For Springer, she decided to rip off the Band-Aid and tell Carlyle the news during the run of The Sting. “He said, ‘This is going to be the best thing for you.’ And he was not wrong, because it gave me the gift of Broadway.”

Two months later, Springer was in an audition room for Kiss Me, Kate at five months pregnant.

“’It’s going to be humiliating and embarrassing. Why did I think I could do this?’” she remembers thinking at the time. “I freaked out and cried. I remember sitting in the room with everyone and trying to clean my face up. I was terrified, but the room of women was so supportive and encouraging. I left that day thinking it was the best day of my pregnancy. I never thought about booking the show.”

“I remember the utter respect there was in the room for a five-month-pregnant Sherisse as she battled her way through a very difficult dance combo. She did it,” Carlyle says. “I think it sent a very clear message to the other ladies in the room that there is space for them in this business; they can have it all. They can be a wife, a mother, and a performer. Sherisse has helped me understand and shape that narrative.”

When Springer booked Kiss Me, Kate, which marked her Broadway debut, she broke down in tears.

“I was screaming on the street and sobbing. I fell to my knees.

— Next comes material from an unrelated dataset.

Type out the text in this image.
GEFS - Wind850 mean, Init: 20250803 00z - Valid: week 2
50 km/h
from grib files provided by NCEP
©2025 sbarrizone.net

People were looking at me because I was visibly pregnant, screaming and crying,” she says.

She thanks Carlyle for having faith in her every step of the way.

“It says a lot about that man. Not only did he know I was pregnant, he knew that the due date would be tight with starting a very hard rehearsal process. He’s always believed in me. He continues to believe in me truly more than I believe in myself. It’s astounding,” Springer says.

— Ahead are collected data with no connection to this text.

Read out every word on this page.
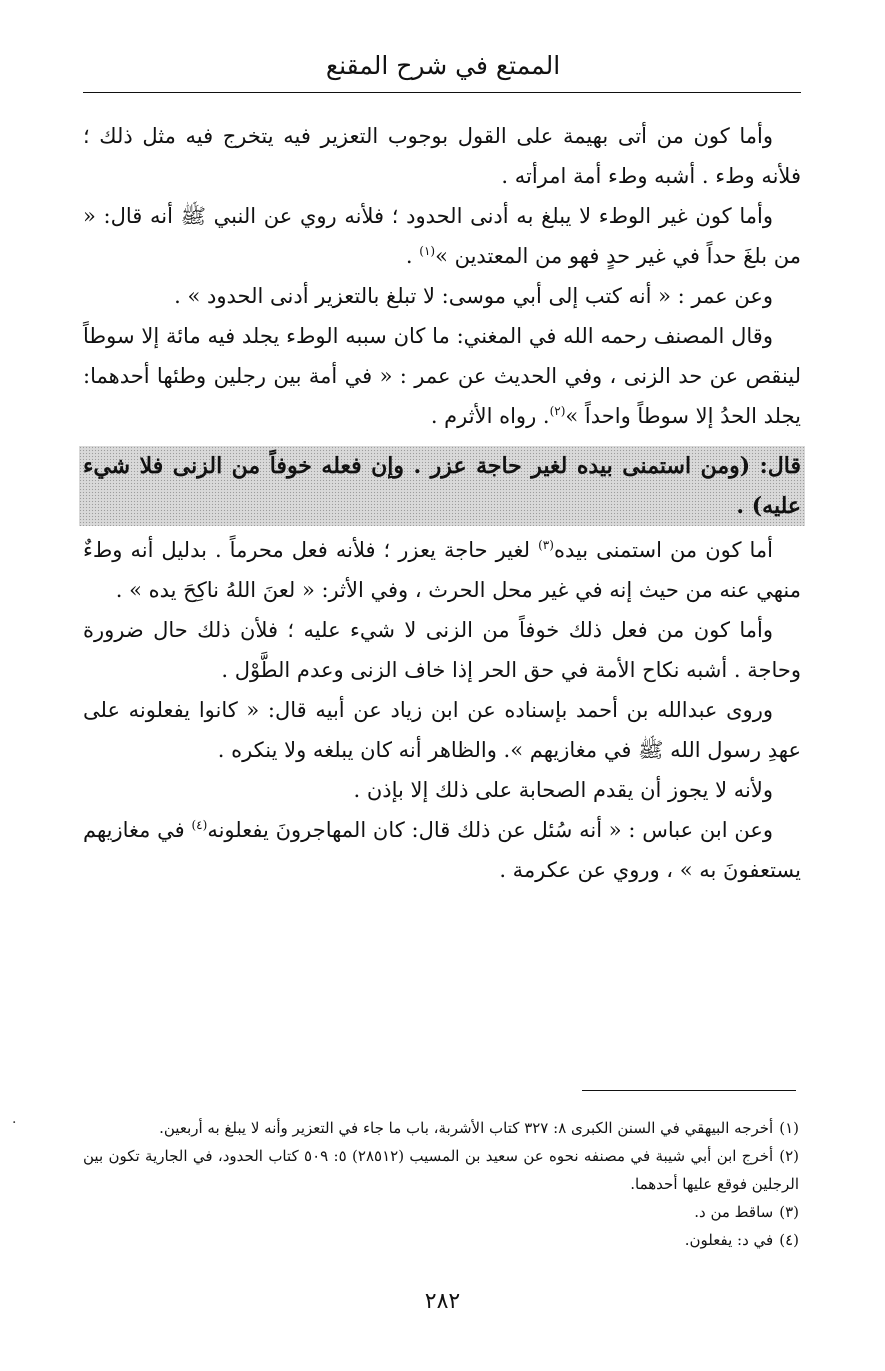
الممتع في شرح المقنع

وأما كون من أتى بهيمة على القول بوجوب التعزير فيه يتخرج فيه مثل ذلك ؛ فلأنه وطء . أشبه وطء أمة امرأته .

وأما كون غير الوطء لا يبلغ به أدنى الحدود ؛ فلأنه روي عن النبي ﷺ أنه قال: « من بلغَ حداً في غير حدٍ فهو من المعتدين »$^{(١)}$ .

وعن عمر : « أنه كتب إلى أبي موسى: لا تبلغ بالتعزير أدنى الحدود » .

وقال المصنف رحمه الله في المغني: ما كان سببه الوطء يجلد فيه مائة إلا سوطاً لينقص عن حد الزنى ، وفي الحديث عن عمر : « في أمة بين رجلين وطئها أحدهما: يجلد الحدُ إلا سوطاً واحداً »$^{(٢)}$. رواه الأثرم .

قال: (ومن استمنى بيده لغير حاجة عزر . وإن فعله خوفاً من الزنى فلا شيء عليه) .

أما كون من استمنى بيده$^{(٣)}$ لغير حاجة يعزر ؛ فلأنه فعل محرماً . بدليل أنه وطءٌ منهي عنه من حيث إنه في غير محل الحرث ، وفي الأثر: « لعنَ اللهُ ناكِحَ يده » .

وأما كون من فعل ذلك خوفاً من الزنى لا شيء عليه ؛ فلأن ذلك حال ضرورة وحاجة . أشبه نكاح الأمة في حق الحر إذا خاف الزنى وعدم الطَّوْل .

وروى عبدالله بن أحمد بإسناده عن ابن زياد عن أبيه قال: « كانوا يفعلونه على عهدِ رسول الله ﷺ في مغازيهم ». والظاهر أنه كان يبلغه ولا ينكره .

ولأنه لا يجوز أن يقدم الصحابة على ذلك إلا بإذن .

وعن ابن عباس : « أنه سُئل عن ذلك قال: كان المهاجرونَ يفعلونه$^{(٤)}$ في مغازيهم يستعفونَ به » ، وروي عن عكرمة .

(١)أخرجه البيهقي في السنن الكبرى ٨: ٣٢٧ كتاب الأشربة، باب ما جاء في التعزير وأنه لا يبلغ به أربعين.

(٢)أخرج ابن أبي شيبة في مصنفه نحوه عن سعيد بن المسيب (٢٨٥١٢) ٥: ٥٠٩ كتاب الحدود، في الجارية تكون بين الرجلين فوقع عليها أحدهما.

(٣)ساقط من د.

(٤)في د: يفعلون.

٢٨٢
·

“I’m constantly inspired by Sherisse. She is so strong, yet she cries easily. She is so very vulnerable, yet she shows incredible determination. She loves her husband and family above all. She is a shining example of a mother,” Carlyle adds.

For Springer, currently in The Music Man with two young children at home, she’s realized that she can do both.

Sherisse Springer in <i>The Music Man</i>.
Sherisse Springer in The Music Man.

“This whole journey for me is a reminder for everyone that we all have things that go on our own time. My story shows you that. Just trust in your own path, because I thought that I had to let go of this Broadway dream. Things happen at different times for different people and they’re all just as special.”

But one thing’s clear: She told Carlyle that for the next show, “we’re not having any more babies because it’s getting very expensive to be the way I book Broadway.”